海参原料来源、生产工艺及生产厂家不同,生产获得海参肽的分子量及所含肽段结构也各不相同,从而直接影响产品的理化性质、功效以及终端产品中的应用。本单位研究人员前期进行了大量海参肽生产工艺的研究,包括优化酶解工艺(包括蛋白酶、料液比、加酶量、酶解温度、pH、酶解时间)及生产流程等,得到海参低聚肽的最佳生产工艺,最终获得高水解度、高回收率及低分子量的海参低聚肽产品。分子量分布测试表明,海参低聚肽中相对分子质量小于1000 u的蛋白质水解物所占比例超过95%。进一步药理活性研究表明此海参低聚肽具有显著的抗衰老、抗疲劳、降血糖、补肾壮阳、抗炎及免疫调节等功效[31]。为了更好的阐明海参低聚肽的作用机制及所含的活性肽段,本文采用高通量的HPLC-MS/MS进行海参低聚肽的分析鉴定,并进行相对定量分析,共鉴定得到88个小分子肽段及19种来源蛋白质,且含有大量未经报道的小分子活性肽。在此基础上根据在线数据库对88个小分析肽段进行活性筛选,共获得9个潜在的降压肽,进一步依据ACE抑制肽的构效关系分析发现,核心肽段KFPPPM、WEPPTFDGGRP、NPSPPF、FDGPEGPR和RPQYPQYPS具有潜在的降压活性,为发现高活性的肽段和阐明海参低聚肽的物质基础奠定基础。

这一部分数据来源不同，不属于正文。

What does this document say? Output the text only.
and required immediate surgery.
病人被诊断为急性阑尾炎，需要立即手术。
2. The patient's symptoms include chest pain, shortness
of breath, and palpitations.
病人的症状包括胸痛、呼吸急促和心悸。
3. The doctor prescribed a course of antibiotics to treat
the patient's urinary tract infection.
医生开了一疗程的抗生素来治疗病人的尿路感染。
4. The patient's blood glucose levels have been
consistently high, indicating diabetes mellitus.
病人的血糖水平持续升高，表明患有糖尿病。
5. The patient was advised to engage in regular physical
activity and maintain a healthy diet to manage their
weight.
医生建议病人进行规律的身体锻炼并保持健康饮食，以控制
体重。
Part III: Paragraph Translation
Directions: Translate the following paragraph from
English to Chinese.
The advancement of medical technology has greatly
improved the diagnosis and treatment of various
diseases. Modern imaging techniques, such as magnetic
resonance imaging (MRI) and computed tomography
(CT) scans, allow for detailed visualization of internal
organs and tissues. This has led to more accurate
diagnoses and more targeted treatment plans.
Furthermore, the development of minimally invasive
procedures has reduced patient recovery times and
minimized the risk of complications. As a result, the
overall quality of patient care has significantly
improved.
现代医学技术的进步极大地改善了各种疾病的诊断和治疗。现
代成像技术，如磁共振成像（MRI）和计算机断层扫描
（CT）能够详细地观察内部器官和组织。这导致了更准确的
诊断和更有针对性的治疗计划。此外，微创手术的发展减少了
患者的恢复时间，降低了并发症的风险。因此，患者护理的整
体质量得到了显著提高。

本文也建立了一种高效率、高通量分析鉴定海参低聚肽中肽段的方法,该方法采用C18固相萃取柱进行脱盐净化,清除了样品中的盐分和其他非蛋白质成分干扰,有效克服了高浓度盐对质谱检测的影响,使得小分子肽段得到净化和富集,尤其适用于低含量小分子肽的分析鉴定。本方法能够一次性分析鉴定多种小分子肽段的氨基酸序列并确定其蛋白质来源的优势,有效避免了分离纯化过程中耗时费力且只能获得单一肽的缺点。在此基础上,建立基于在线数据库和构效关系的高效、快速且简便的综合筛选小分子活性降压肽的方法,可用于大量小分子降压肽的初期筛选,大大简化活性肽发现流程,提高工作效率。该方法已应用于牡蛎肽等不同来源的活性肽中降压肽的发现,具有极大的应用价值,下一步工作可采用化学合成等方式对活性肽段验证或者进行计算机辅助结构修饰及药物设计等,有助于推进活性肽在医药领域的研究及应用。